Bagi kebanyakan orang, bekerja itu melelahkan. Bukan hanya tubuh yang letih karena beraktivitas seharian, melainkan juga pikiran dan hati turut merasa lelah. Sebab, situasi dan suasana yang kita hadapi saat bekerja tidak selalu sesuai harapan.

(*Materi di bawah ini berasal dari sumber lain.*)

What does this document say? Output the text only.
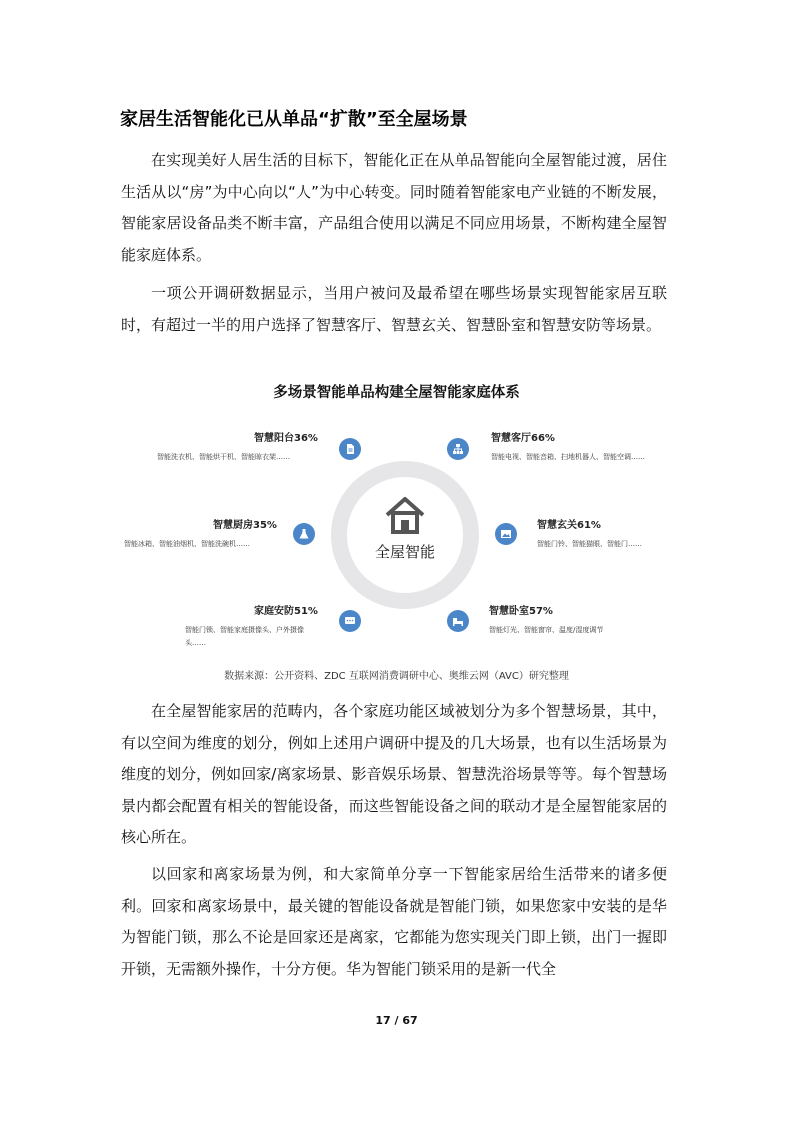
家居生活智能化已从单品“扩散”至全屋场景

在实现美好人居生活的目标下，智能化正在从单品智能向全屋智能过渡，居住生活从以“房”为中心向以“人”为中心转变。同时随着智能家电产业链的不断发展，智能家居设备品类不断丰富，产品组合使用以满足不同应用场景，不断构建全屋智能家庭体系。

一项公开调研数据显示，当用户被问及最希望在哪些场景实现智能家居互联时，有超过一半的用户选择了智慧客厅、智慧玄关、智慧卧室和智慧安防等场景。

多场景智能单品构建全屋智能家庭体系
全屋智能
智慧阳台36%
智能洗衣机、智能烘干机、智能晾衣架……
智慧厨房35%
智能冰箱、智能油烟机、智能洗碗机……
家庭安防51%
智能门锁、智能家庭摄像头、户外摄像头……
智慧客厅66%
智能电视、智能音箱、扫地机器人、智能空调……
智慧玄关61%
智能门铃、智能猫眼、智能门……
智慧卧室57%
智能灯光、智能窗帘、温度/湿度调节
数据来源：公开资料、ZDC 互联网消费调研中心、奥维云网（AVC）研究整理

在全屋智能家居的范畴内，各个家庭功能区域被划分为多个智慧场景，其中，有以空间为维度的划分，例如上述用户调研中提及的几大场景，也有以生活场景为维度的划分，例如回家/离家场景、影音娱乐场景、智慧洗浴场景等等。每个智慧场景内都会配置有相关的智能设备，而这些智能设备之间的联动才是全屋智能家居的核心所在。

以回家和离家场景为例，和大家简单分享一下智能家居给生活带来的诸多便利。回家和离家场景中，最关键的智能设备就是智能门锁，如果您家中安装的是华为智能门锁，那么不论是回家还是离家，它都能为您实现关门即上锁，出门一握即开锁，无需额外操作，十分方便。华为智能门锁采用的是新一代全

17 / 67
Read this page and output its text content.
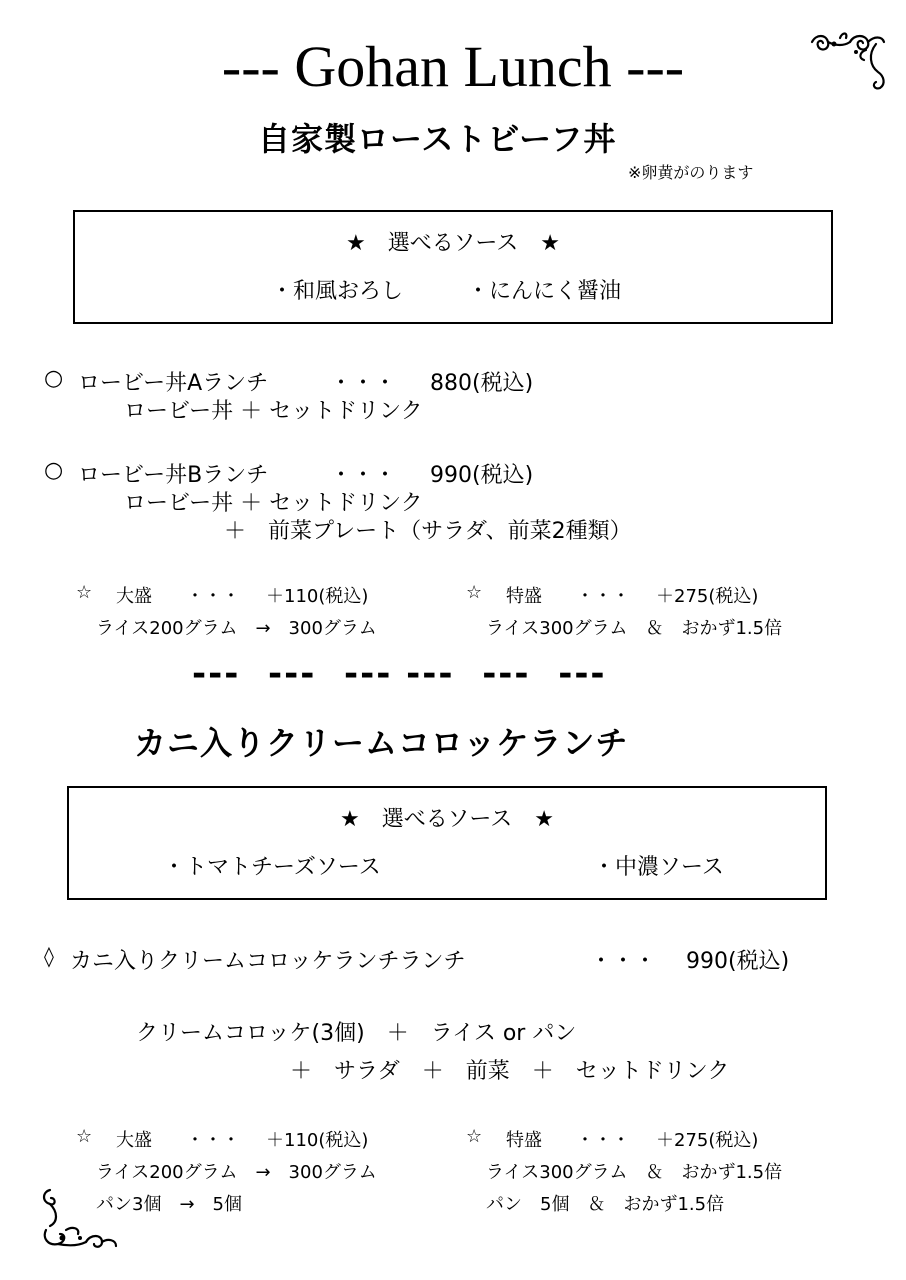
--- Gohan Lunch ---
自家製ローストビーフ丼
※卵黄がのります
★　選べるソース　★
・和風おろし	・にんにく醤油
○ ロービー丼Aランチ	・・・ 880(税込)
ロービー丼 ＋ セットドリンク
○ ロービー丼Bランチ	・・・ 990(税込)
ロービー丼 ＋ セットドリンク
＋　前菜プレート（サラダ、前菜2種類）
☆ 大盛 ・・・ ＋110(税込)
ライス200グラム　→　300グラム
☆ 特盛 ・・・ ＋275(税込)
ライス300グラム　＆　おかず1.5倍
---  ---  --- ---  ---  ---
カニ入りクリームコロッケランチ
★　選べるソース　★
・トマトチーズソース	・中濃ソース
◊ カニ入りクリームコロッケランチランチ	・・・ 990(税込)
クリームコロッケ(3個)　＋　ライス or パン
＋　サラダ　＋　前菜　＋　セットドリンク
☆ 大盛 ・・・ ＋110(税込)
ライス200グラム　→　300グラム
パン3個　→　5個
☆ 特盛 ・・・ ＋275(税込)
ライス300グラム　＆　おかず1.5倍
パン　5個　＆　おかず1.5倍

Ternyata, kita tidak sendirian mengalaminya. Tuhan Yesus pun beraktivitas dalam kondisi yang tidak ideal. Jarak yang jauh dan alat transportasi yang terbatas membuat-Nya lelah secara fisik. Yesus juga harus berhadapan dengan orang Farisi dan Saduki yang selalu merasa benar serta meladeni orang-orang yang suka membantah. Selain itu, Tuhan Yesus juga menyembuhkan orang-orang “dari segala penyakit dan kelemahan”. Tidak sulit membayangkan betapa lelahnya Tuhan Yesus setiap hari. Namun hebatnya, kita tidak pernah mendengar-Nya mengomel atau mengeluh. Justru yang terdengar adalah pernyataan ini: “Bapa-Ku bekerja sampai sekarang, dan Aku pun bekerja” (bdk. Yoh. 5:17).

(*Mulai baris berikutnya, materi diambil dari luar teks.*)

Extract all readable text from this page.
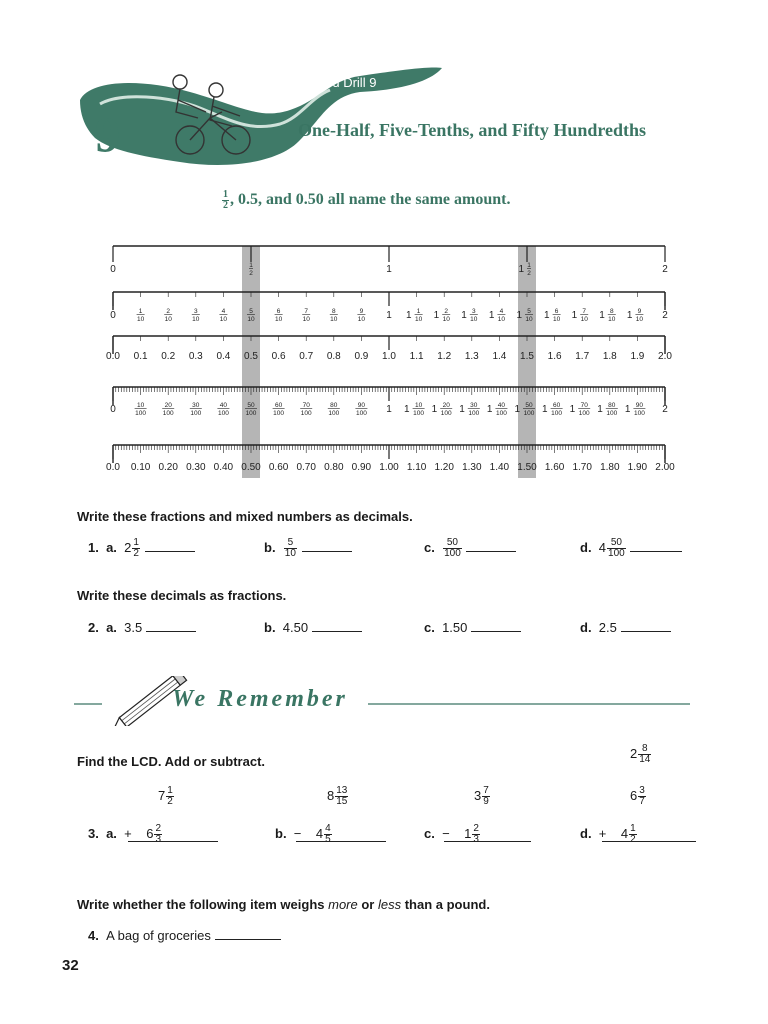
Speed Drill 9
9	One-Half, Five-Tenths, and Fifty Hundredths
$\frac{1}{2}$ , 0.5, and 0.50 all name the same amount.
0	1
2	1	1 1
2	2
0	1
10
2
10
3
10
4
10
5
10
6
10
7
10
8
10
9
10 1 1 1
10 1 2
10 1 3
10 1 4
10 1 5
10 1 6
10 1 7
10 1 8
10 1 9
10 2
0.0 0.1 0.2 0.3 0.4 0.5 0.6 0.7 0.8 0.9 1.0 1.1 1.2 1.3 1.4 1.5 1.6 1.7 1.8 1.9 2.0
0	10
100
20
100
30
100
40
100
50
100
60
100
70
100
80
100
90
100 1 1 10
100 1 20
100 1 30
100 1 40
100 1 50
100 1 60
100 1 70
100 1 80
100 1 90
100 2
0.0 0.10 0.20 0.30 0.40 0.50 0.60 0.70 0.80 0.90 1.00 1.10 1.20 1.30 1.40 1.50 1.60 1.70 1.80 1.90 2.00
Write these fractions and mixed numbers as decimals.
1. a. $2 \frac{1}{2}$
	b. $\frac{5}{10}$
	c. $\frac{50}{100}$
	d. $4 \frac{50}{100}$

Write these decimals as fractions.
2. a. 3.5	b. 4.50	c. 1.50	d. 2.5
We Remember
Find the LCD. Add or subtract.
$2 \frac{8}{14}$
$7 \frac{1}{2}$	$8 \frac{13}{15}$	$3 \frac{7}{9}$	$6 \frac{3}{7}$
3. a. + $6 \frac{2}{3}$	b. − $4 \frac{4}{5}$	c. − $1 \frac{2}{3}$	d. + $4 \frac{1}{2}$
Write whether the following item weighs more or less than a pound.
4. A bag of groceries
32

Tentu saja, situasi dan segala sesuatu yang kurang baik perlu diperbaiki. Kita perlu berpartisipasi dalam hal ini. Namun, belajar dari Tuhan Yesus, dalam situasi yang tidak ideal pun, Dia tetap bekerja sebaik-baiknya. Bagi-Nya, bukan karena situasinya baik maka Dia bekerja dengan baik, melainkan Dia bekerja dengan baik karena memang pekerjaan semestinya dilakukan dengan baik. Setuju, bukan? (Wasiat)

REFLEKSI: Bekerjalah sebaik-baiknya, karena itulah yang diteladankan Tuhan Yesus pada kita.